On the topic of congressional races, Politifact Georgia today takes on a charge from Republican Austin Scott, who says that U.S. Rep. Jim Marshall’s vote for a stimulus bill “sent nearly $2 billion overseas to build wind turbines and create jobs, mostly in China.”
And CQ Politics has this look at the Sanford Bishop-Mike Keown fight for the 2nd District:
The Keown-Bishop matchup is being overshadowed on the national level by the highly competitive race next door in Democratic Rep. Jim Marshall’s 8th district, which has drawn the interest of national media and several powerful third-party organizations.
GOP insiders say that if Republicans win the House by a slim margin next month, they will take down Marshall in the process. But picking off the well-established Bishop — who hasn’t faced any real opposition in a decade — probably won’t happen unless a larger GOP wave develops on Election Day.
Still, Keown is doing his best to take advantage of a favorable Republican environment and voters’ sour mood.
Roll Call today adds a D.C. wrinkle to Republican nominee for governor Nathan Deal’s use of travel money:
Ex-Rep. Nathan Deal’s Congressional office paid hundreds of thousands of dollars to a Georgia company owned by his top staffer’s wife to fly to and from his Congressional district, but the staffer did not report the income on his financial disclosure forms because he claims the couple made no profit.
House rules prohibit Members from purchasing services from a staff member but appear to be silent on purchasing from a staff member’s spouse.
According to House spending records, which detail the finances of each lawmaker’s office, Deal’s office paid Gainesville, Ga.-based Chattahoochee Logistics LLC at least $245,000 from 2002 to 2008.
Democratic nominee for governor Roy Barnes is leaving nothing in his quiver the last two weeks. He’s out with two new TV ads commercials: One is an attack ad, using video of Republican rival Nathan Deal beating a retreat from a debate last week. We don’t have a link to that yet.
The second is defensive in nature, and displays Barnes’ fondness for his two cows:
Some leftovers from today’s reports on the Deal-Barnes fight over the votes of women, from the Associated Press:
On the domestic violence front, the Barnes camp unearthed Deal’s 1981 vote against a family violence bill that would have given police power to arrest a spouse in their home without a warrant in domestic violence cases.
In a Feb. 2, 1981 article in the Gainesville Times, Deal said the measure would place an unreasonable workload on superior court judges while also handing police far-reaching arrest powers. Senate records also show that Deal was the lone no vote against a 1988 domestic violence bill that would have streamlined the process to seek petition seeking relief from family violence.
And he was the lone Georgia lawmaker, according to legislative records, to oppose another 1988 bill that would have broadened the definition of family violence.

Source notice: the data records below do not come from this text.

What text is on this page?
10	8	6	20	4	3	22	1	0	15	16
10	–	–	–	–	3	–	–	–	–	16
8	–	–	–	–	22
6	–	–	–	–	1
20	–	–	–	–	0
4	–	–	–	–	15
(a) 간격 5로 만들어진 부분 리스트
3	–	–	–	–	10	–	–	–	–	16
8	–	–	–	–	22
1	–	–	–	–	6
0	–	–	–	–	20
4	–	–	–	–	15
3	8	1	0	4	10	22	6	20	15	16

Deal’s camp did not address the votes directly bit instead pointed to his backing, while in Congress, for the U.S. Justice Department Reauthorization Act of 2005 that increased annual funding for a federal law to combat domestic violence from $185 million per year to $225 million per year.
On Monday, we noted Republican nominee for governor Nathan Deal’s roll-out of new points to his transportation platform, which included an east-west connector south of Atlanta. Rather than north, where the traffic is.

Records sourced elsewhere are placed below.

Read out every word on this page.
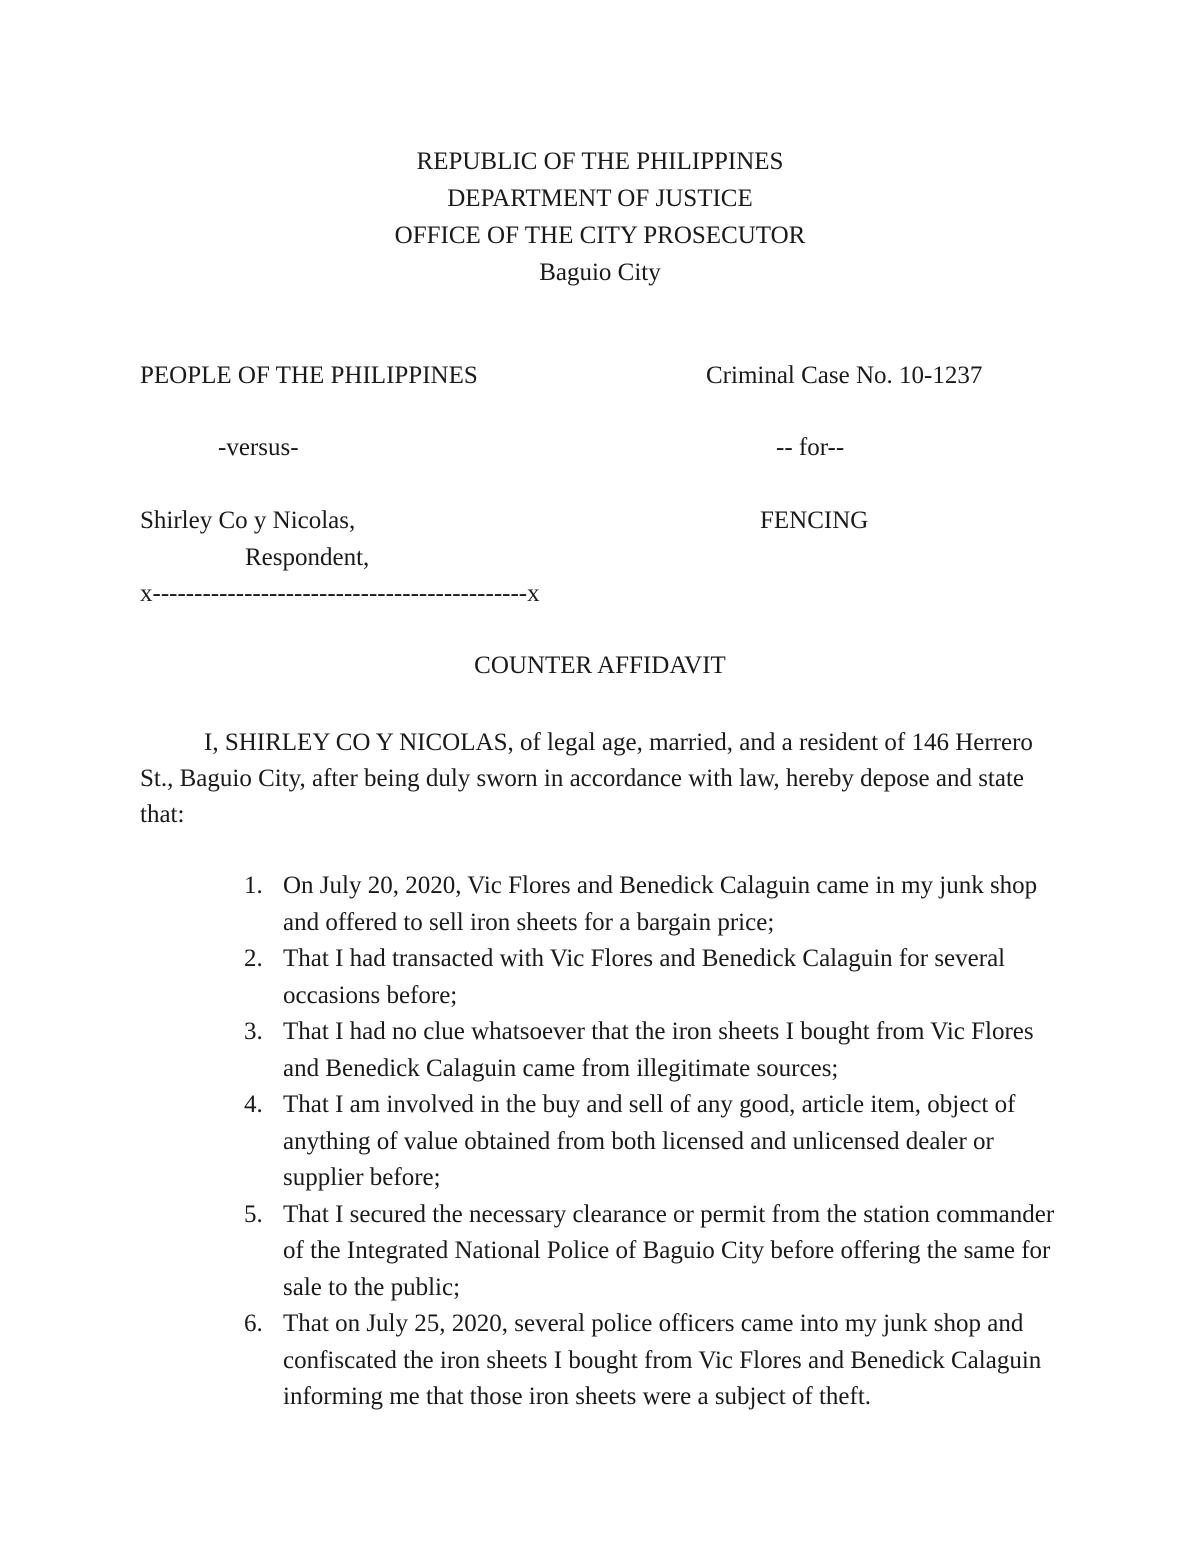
REPUBLIC OF THE PHILIPPINES
DEPARTMENT OF JUSTICE
OFFICE OF THE CITY PROSECUTOR
Baguio City
PEOPLE OF THE PHILIPPINES	Criminal Case No. 10-1237
-versus-	-- for--
Shirley Co y Nicolas,	FENCING
Respondent,
x---------------------------------------------x
COUNTER AFFIDAVIT
I, SHIRLEY CO Y NICOLAS, of legal age, married, and a resident of 146 Herrero St., Baguio City, after being duly sworn in accordance with law, hereby depose and state that:
1. On July 20, 2020, Vic Flores and Benedick Calaguin came in my junk shop and offered to sell iron sheets for a bargain price;
2. That I had transacted with Vic Flores and Benedick Calaguin for several occasions before;
3. That I had no clue whatsoever that the iron sheets I bought from Vic Flores and Benedick Calaguin came from illegitimate sources;
4. That I am involved in the buy and sell of any good, article item, object of anything of value obtained from both licensed and unlicensed dealer or supplier before;
5. That I secured the necessary clearance or permit from the station commander of the Integrated National Police of Baguio City before offering the same for sale to the public;
6. That on July 25, 2020, several police officers came into my junk shop and confiscated the iron sheets I bought from Vic Flores and Benedick Calaguin informing me that those iron sheets were a subject of theft.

An astute Insider reader opined that this might be a fresh push for a Macon to LaGrange link for the Kia plant. To allow parts for the plant to flow through Savannah, rather than have cargo vessels sail the horn around Florida to Alabama ports.
Wheels are turning on the African-American GOTV machine.
The Insider was in Athens on Monday, addressing a group of future political consultants, and was informed that a local gospel radio station, aimed at African-Americans, was playing an ad that featured former Atlanta mayor Shirley Franklin, urging listeners to vote.
That meshes with a statewide robo-call from President Barack Obama, which hit many households Sunday evening.
And we’re told that Tharon Johnson, a political strategist who helped Atlanta Mayor Kasim Reed squeeze out a win last year, has also turned his attention to Nov. 2 turnout issues.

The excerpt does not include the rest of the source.